Animal Feeds

cows eating bull kelp as the sun rises over Stokes point, King I

Cows eating Bull Kelp as the sun rises over Stokes Point, King Island

Kelp Meal is a natural, balanced source of vitamins and minerals. It contains over 50 different elements and has been used for centuries as a supplement in animal/stock feeds. It has also been used as a conditioner and nutrient source in the soil and compost.  Dried and then pulverised to produce an easy to use, granular type preparation for addition to animal rations.

The benefits of kelp meal

  • Reduce incidence of loss of body weight (cobalt)
  • Boost resistance to parasites and diseases (cobalt, copper and zinc)
  • Reduce scouring and dehydration (cobalt & copper)
  • Boost general health promoting healthy eyes, teeth, and coat (cobalt, copper and zinc)
  • Reduce finishing times

Use seaweed meal as a feeding stuff for horses


Tasmanian bull kelp contains moderate amounts of iodine and it is generally agreed that the level is high enough to be a significant contribution to the requirement, but not so high as to cause any toxicity problems. There have been a number of claims of iodine toxicity observed by feeding bull kelp to horses, but this claim is generally thought to be erroneous. On the other hand, Australian soils are often iodine deficient and there are many well-documented cases where this deficiency has caused nutritional problems. In Europe, where iodine deficiencies in soil are less common seaweed is widely used in feeding stuffs.

The mineral levels in Seaweed Meal are such that when included in a horse ration at between 1% to 5%, that this will supply a significant amount of minerals including iron and potassium. Seaweed also contains a wide range of vitamins and antioxidants. Recent work indicates that the osmoregulatory compounds, such as betaines, present in seaweed might play a major role in stimulating the gut bacteria, allowing better utilisation of food from the gut. Osmoregulatory substances regulate the flow of water through the cell wall.

Besides, feeding horses Seaweed Meal a number of horse owners put seaweed extracts in the drinking water. There are a number of these on the Australian market that are used for this purpose. In the past, owners have used the dark extracts originating from the Northern Hemisphere, but in recent years extract from Australian bull kelp have become more popular. There are a number of seaweed extracts that have been fortified which have also been used. These normally have added copper and zinc and can be used sparingly to address situations where the feed is deficient in these elements.

Tasmanian bull kelp grows in arguably the cleanest waters in the world, and there are no concerns over heavy metal contamination by cadmium or mercury. Seaweed is regularly fed to horse in Europe, the UK, USA, and New Zealand. While the seaweeds used are different (although they are still brown seaweeds) Australian bull kelp has shown to give equivalent results.
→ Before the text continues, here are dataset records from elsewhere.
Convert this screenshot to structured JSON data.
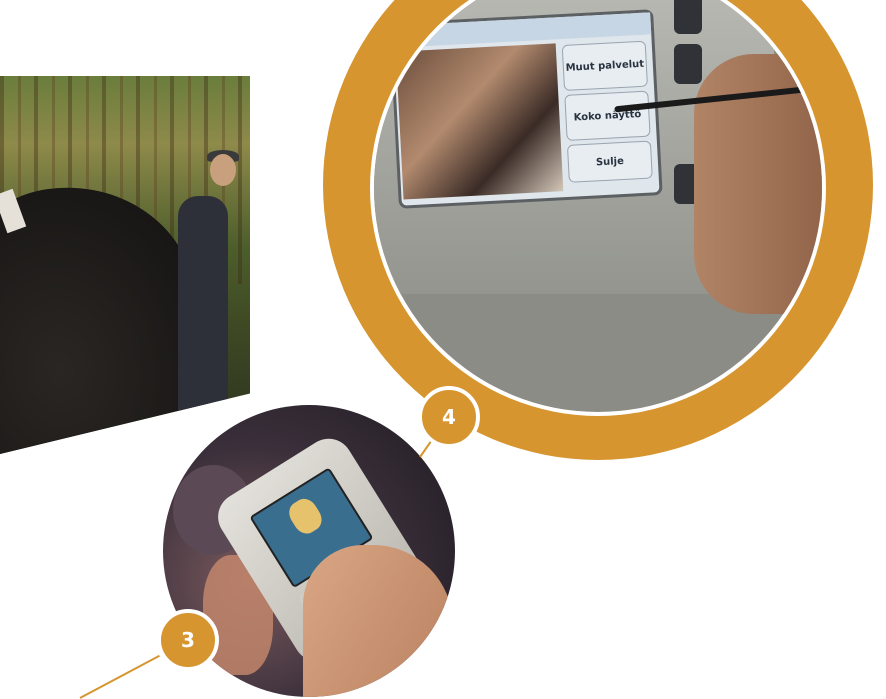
{
  "callouts": {
    "badge_4": "4",
    "badge_3": "3"
  },
  "device_screen": {
    "menu_1": "Muut palvelut",
    "menu_2": "Koko näyttö",
    "menu_3": "Sulje"
  },
  "colors": {
    "accent": "#d6952e",
    "background": "#ffffff"
  }
}
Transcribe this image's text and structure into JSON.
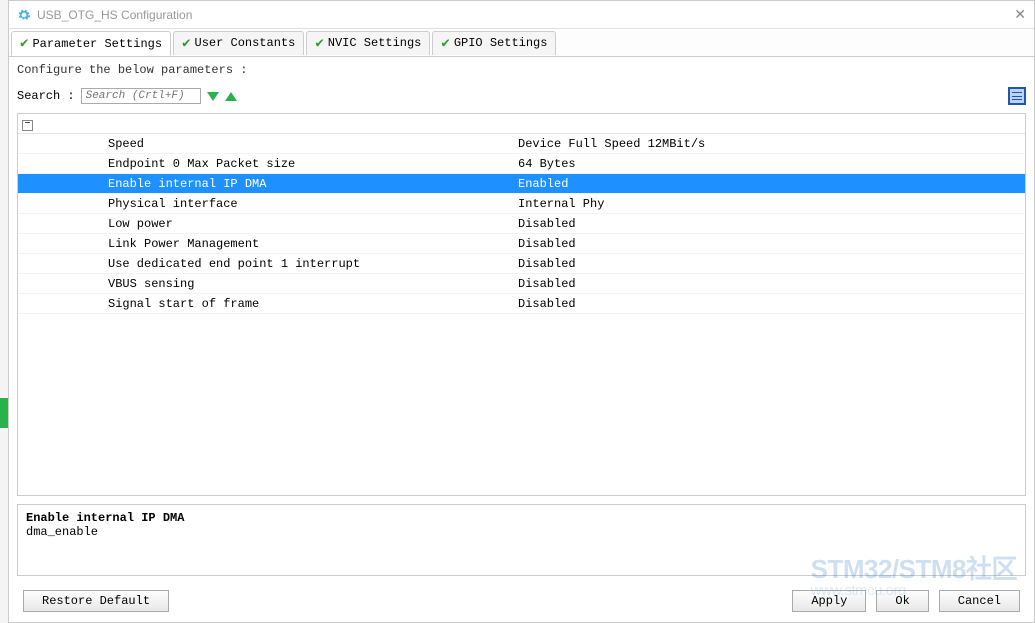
{
  "window": {
    "title": "USB_OTG_HS Configuration"
  },
  "tabs": [
    {
      "label": "Parameter Settings",
      "active": true
    },
    {
      "label": "User Constants",
      "active": false
    },
    {
      "label": "NVIC Settings",
      "active": false
    },
    {
      "label": "GPIO Settings",
      "active": false
    }
  ],
  "subtitle": "Configure the below parameters :",
  "search": {
    "label": "Search :",
    "placeholder": "Search (Crtl+F)"
  },
  "params": [
    {
      "name": "Speed",
      "value": "Device Full Speed 12MBit/s",
      "selected": false
    },
    {
      "name": "Endpoint 0 Max Packet size",
      "value": "64 Bytes",
      "selected": false
    },
    {
      "name": "Enable internal IP DMA",
      "value": "Enabled",
      "selected": true
    },
    {
      "name": "Physical interface",
      "value": "Internal Phy",
      "selected": false
    },
    {
      "name": "Low power",
      "value": "Disabled",
      "selected": false
    },
    {
      "name": "Link Power Management",
      "value": "Disabled",
      "selected": false
    },
    {
      "name": "Use dedicated end point 1 interrupt",
      "value": "Disabled",
      "selected": false
    },
    {
      "name": "VBUS sensing",
      "value": "Disabled",
      "selected": false
    },
    {
      "name": "Signal start of frame",
      "value": "Disabled",
      "selected": false
    }
  ],
  "description": {
    "title": "Enable internal IP DMA",
    "detail": "dma_enable"
  },
  "buttons": {
    "restore": "Restore Default",
    "apply": "Apply",
    "ok": "Ok",
    "cancel": "Cancel"
  },
  "watermark": {
    "main": "STM32/STM8社区",
    "sub": "www.stmcu.org"
  }
}
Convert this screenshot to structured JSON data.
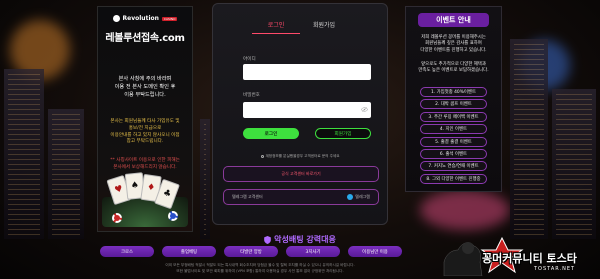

We have horses here and we feed the kelp meal to our horses in turn they poo it out and the dung beetles come and burrow it into the ground. Thousands of them come out and eat all the horse poo that is laying in the paddock, quite a spectacular site.

To see how the dung beetles work go to:  http://www.dungbeetlesolutions.com.au/about-dung-beetles/

Dosage amount & frequency:

DOGS

small dogs sprinkling mixed with food
large dogs 5-10g per day depending on size

HORSES

Foals 30g per day from weaning to Maturity or until full training.
Brood Mares 50g per day during pregnancy. 30g per day when dry.
Show 50g per day when in work. 40g per day when spelling.
Stallions 50g per day when in work. 30g every 2nd day when spelling.
Performance 50g per day when training. 25g per day when spelling.
Sheep 5-10g per day.
Dairy cattle 20g per day or 20 kg per one tonne of dried feed
Beef cattle Up to 60g per day.
Calves 5g per day Gradually increase to adult rate at 6 months.